Aa.vv. Reinciampando - atto primo
2014 - Interbeat Records/Protosound/Polyproject
Anche perché proprio come Charles Bukowsky, Piero Ciampi non fingeva: per esempio lui era una "mosca da bar". Di quelle testarde, ferite, impazzite, maleducate, fastidiosissime, come se non bastasse. Di quelle che affondano nei bicchieri per tenersi a galla. Alle spalle, quasi sempre, un amore svaporato troppo in fretta, più o meno come i soldi in tasca. Vita, notte, cicatrici tra i bassifondi di città. Roba buona per scriverci canzoni. Come quelle che ha scritto Ciampi e che qualcuno ha chiamato poesie. Ciampi che è stato troppe anime in una sola: il livornese maledetto, l’italiano a Parigi, il tiratardi, l’inaffidabile, il piantagrane, il difficile, lo spettinato, il beone, l’incompreso. Sei dischi appena e un numero sostanzioso di pezzi oscuri, le tracce che si è lasciato dietro. Quelle, soprattutto, del suo periodo più tormentato: Tu no, L’amore è tutto qui, Sporca estate. E ancora quelle di qualche anno dopo: Io e te Maria, Il lavoro.

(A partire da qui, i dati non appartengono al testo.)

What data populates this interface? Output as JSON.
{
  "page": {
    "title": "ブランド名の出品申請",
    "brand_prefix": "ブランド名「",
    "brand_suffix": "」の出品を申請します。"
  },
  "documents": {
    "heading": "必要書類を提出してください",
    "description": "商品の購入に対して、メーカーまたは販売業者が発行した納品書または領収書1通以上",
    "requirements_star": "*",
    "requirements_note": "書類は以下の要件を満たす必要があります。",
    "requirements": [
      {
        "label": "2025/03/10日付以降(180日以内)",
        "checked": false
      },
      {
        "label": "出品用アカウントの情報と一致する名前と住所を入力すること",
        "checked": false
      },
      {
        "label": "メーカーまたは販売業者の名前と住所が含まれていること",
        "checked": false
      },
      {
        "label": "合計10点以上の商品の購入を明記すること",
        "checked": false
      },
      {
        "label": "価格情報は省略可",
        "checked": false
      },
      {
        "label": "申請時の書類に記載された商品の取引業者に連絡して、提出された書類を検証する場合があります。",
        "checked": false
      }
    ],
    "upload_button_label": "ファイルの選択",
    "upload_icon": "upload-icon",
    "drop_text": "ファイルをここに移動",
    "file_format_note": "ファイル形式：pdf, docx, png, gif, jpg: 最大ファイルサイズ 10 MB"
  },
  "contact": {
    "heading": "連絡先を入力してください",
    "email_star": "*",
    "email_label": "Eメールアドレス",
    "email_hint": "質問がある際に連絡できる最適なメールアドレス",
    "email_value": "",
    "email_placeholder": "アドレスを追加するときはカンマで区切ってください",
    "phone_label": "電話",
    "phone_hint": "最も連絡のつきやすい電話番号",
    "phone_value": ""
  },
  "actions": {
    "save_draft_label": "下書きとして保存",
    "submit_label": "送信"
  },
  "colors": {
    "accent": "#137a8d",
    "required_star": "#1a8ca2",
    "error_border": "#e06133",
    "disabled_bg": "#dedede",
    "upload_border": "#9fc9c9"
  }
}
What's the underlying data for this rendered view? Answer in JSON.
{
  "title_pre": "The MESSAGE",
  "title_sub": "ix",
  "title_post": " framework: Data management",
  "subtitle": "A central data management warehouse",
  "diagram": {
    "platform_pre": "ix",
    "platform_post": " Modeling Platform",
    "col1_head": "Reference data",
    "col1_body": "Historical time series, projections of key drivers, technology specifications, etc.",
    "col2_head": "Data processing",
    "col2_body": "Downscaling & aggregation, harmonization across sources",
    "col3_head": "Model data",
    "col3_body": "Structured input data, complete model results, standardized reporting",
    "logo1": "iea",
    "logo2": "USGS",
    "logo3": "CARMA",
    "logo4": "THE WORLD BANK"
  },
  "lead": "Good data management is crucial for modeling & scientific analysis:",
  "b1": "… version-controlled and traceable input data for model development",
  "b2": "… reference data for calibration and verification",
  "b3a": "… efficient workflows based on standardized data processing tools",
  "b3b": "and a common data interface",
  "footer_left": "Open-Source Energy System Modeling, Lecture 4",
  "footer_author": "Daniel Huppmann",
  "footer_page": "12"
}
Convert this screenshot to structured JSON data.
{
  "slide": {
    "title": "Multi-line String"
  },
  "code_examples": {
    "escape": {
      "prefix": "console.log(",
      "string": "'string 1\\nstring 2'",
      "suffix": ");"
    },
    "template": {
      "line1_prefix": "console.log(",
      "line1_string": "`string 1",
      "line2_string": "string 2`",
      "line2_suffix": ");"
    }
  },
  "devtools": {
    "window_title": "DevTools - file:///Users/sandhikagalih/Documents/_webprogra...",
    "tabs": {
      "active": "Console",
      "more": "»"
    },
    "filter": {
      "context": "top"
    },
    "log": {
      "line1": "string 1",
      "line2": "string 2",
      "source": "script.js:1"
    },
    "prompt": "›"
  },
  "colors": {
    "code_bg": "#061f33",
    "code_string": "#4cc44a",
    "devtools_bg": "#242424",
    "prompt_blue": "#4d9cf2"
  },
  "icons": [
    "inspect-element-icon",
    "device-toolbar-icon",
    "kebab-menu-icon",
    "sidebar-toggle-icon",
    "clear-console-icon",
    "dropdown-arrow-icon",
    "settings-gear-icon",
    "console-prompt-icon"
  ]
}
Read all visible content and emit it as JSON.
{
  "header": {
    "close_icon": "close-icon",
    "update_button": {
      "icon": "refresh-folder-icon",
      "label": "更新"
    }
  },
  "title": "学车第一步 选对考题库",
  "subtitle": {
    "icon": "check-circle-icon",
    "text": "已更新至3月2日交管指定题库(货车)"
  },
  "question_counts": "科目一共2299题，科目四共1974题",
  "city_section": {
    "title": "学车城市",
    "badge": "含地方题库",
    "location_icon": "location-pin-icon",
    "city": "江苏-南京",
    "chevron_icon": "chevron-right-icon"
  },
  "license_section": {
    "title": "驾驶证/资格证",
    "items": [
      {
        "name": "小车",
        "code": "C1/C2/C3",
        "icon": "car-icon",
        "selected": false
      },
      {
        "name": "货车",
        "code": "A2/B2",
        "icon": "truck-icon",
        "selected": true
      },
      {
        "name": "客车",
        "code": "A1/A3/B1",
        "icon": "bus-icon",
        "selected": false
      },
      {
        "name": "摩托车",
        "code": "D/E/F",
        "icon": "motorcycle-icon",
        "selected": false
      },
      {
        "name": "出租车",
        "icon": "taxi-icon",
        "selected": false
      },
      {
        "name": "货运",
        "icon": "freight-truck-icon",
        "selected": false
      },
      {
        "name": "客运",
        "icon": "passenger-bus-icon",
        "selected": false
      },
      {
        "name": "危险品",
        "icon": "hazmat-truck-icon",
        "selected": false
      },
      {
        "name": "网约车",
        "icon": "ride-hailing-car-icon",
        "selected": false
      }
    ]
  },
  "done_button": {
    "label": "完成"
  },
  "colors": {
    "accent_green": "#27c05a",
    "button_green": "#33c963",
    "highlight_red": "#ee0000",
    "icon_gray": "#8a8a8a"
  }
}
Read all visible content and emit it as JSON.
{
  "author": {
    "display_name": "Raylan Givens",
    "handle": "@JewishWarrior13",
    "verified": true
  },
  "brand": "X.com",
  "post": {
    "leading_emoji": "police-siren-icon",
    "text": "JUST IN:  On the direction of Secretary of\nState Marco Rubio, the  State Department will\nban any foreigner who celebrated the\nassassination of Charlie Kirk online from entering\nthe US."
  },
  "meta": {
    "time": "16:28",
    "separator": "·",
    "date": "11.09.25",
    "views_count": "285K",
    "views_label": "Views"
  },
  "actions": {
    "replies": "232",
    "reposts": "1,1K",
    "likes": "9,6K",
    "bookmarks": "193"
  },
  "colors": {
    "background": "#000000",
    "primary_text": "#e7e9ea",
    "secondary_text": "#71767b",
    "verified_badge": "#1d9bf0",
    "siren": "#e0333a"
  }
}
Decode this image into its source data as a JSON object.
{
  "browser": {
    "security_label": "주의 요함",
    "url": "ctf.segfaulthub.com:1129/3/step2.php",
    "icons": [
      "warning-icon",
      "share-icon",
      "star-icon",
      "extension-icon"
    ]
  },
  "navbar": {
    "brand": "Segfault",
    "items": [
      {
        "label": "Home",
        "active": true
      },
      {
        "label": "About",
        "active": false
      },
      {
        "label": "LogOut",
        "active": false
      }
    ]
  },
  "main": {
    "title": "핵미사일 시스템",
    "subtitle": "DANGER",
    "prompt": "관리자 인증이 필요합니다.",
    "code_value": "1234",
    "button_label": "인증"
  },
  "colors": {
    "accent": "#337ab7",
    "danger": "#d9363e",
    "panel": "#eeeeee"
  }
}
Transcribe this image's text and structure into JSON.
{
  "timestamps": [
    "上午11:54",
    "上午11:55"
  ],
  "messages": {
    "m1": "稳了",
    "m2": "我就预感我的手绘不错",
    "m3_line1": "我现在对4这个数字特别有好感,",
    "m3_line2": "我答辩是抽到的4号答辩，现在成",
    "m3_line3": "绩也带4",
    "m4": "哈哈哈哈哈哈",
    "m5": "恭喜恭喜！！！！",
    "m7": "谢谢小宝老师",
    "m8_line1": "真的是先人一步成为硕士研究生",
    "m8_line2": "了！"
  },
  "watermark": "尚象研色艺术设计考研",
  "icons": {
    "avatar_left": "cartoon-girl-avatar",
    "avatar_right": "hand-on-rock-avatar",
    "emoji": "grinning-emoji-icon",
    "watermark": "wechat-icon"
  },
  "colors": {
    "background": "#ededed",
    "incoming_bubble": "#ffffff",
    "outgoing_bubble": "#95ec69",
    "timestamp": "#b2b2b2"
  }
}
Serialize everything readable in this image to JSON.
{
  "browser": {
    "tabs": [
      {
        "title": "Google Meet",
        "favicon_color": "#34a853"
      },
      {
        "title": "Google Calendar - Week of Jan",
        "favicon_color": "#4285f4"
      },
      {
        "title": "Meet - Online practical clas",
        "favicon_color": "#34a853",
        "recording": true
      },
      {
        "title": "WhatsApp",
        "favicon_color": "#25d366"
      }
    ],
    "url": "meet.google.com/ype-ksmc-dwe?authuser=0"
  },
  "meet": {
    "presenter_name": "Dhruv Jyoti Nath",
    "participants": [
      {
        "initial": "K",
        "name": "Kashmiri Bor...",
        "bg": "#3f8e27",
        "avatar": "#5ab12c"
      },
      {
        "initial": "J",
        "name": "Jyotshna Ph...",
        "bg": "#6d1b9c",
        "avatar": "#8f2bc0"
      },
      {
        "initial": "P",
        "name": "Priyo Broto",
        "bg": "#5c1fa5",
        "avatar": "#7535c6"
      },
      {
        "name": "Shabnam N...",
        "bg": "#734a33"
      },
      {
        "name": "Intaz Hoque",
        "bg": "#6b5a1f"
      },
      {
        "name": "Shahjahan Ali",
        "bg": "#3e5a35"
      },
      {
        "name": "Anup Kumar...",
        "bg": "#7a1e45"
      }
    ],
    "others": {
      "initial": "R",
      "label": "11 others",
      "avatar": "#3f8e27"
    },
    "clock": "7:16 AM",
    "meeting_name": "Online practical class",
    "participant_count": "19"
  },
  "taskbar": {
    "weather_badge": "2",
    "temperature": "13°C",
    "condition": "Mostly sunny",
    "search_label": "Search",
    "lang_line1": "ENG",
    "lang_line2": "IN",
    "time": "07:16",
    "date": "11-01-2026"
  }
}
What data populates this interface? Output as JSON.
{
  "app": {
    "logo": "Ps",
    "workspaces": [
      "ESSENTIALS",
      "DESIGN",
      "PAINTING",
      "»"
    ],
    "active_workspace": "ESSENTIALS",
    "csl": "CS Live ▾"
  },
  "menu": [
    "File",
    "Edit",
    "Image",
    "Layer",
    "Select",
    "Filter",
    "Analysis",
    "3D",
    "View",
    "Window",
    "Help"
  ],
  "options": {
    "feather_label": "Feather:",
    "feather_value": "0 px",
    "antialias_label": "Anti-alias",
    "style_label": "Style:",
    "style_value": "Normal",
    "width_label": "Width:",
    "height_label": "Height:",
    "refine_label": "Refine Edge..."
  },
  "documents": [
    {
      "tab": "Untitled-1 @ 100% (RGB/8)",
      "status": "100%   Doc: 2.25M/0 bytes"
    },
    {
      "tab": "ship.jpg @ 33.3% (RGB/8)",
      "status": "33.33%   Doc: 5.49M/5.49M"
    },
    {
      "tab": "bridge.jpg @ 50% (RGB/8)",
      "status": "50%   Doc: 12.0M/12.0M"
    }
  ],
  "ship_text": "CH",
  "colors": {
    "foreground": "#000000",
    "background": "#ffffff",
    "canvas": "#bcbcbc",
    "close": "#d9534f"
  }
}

Ha vissuto in fretta e in fretta se ne andato, Piero Ciampi. Qualcuno dice che succeda ai prediletti dal cielo, ma succede anche a chi ci dà dentro con alcol e sigarette, e dunque non c'è troppo da crederci a questa storia qua dei belli e dannati di talento che se ne salgono dritti tra le braccia del Dio dei Capricci. Per rimanere coi piedi a terra andrebbe detto piuttosto che il corollario dei pretesti della sua rimozione discografica si declinano facilmente: stanno nella scomodità dei versi, nelle parole che ha detto/scritto/cantato/sputato. Nel suo essersi mantenuto artisticamente lucido nonostante tutto il bere, il bestemmiare, il soffrire troppo, il sentirsi fuori luogo, incompreso. Nonostante il suo avercela col mondo intero.
Essere sempre e comunque contro, spaventava e spaventa. Un merito di questa antologia di gruppo è dunque quello del recupero senza risparmio della memoria scomoda, del ricordo fuori tempo massimo ma sacrosanto di un cantapoeta irregimentato. Che poi Gino Paoli (Tu no) riesca a restituire da gigante e Massimo Bizarri da Massimo Bizarri (Un modo c’è) importa fino a un certo punto. I tempi sono cambiati come cambiano i tempi, in modo quasi sempre irrimediabile, e dato il sotto vuoto spinto discografico attuale le 26 escursioni live di Reinciampando vanno salutate in ogni caso con sventolio di bandiere (anarchiche). Come un’occasione importante, cartina di tornasole del lavoro di recupero ciampiano patrocinato da Giuseppe De Grassi e come diario di un tributo-concerto romano del '90, al Teatro Argentina. Oltre ai già citati Dalla, Paoli, e Nada, mi sono piaciuti anche Ernesto Bassignano (Sentirti dire), Rossana Casale (Bambino mio), Francesco Baccini (Don Chisciotte) e Marco Ongaro (Il vino). In attesa (più che legittima) dell’uscita di un atto secondo.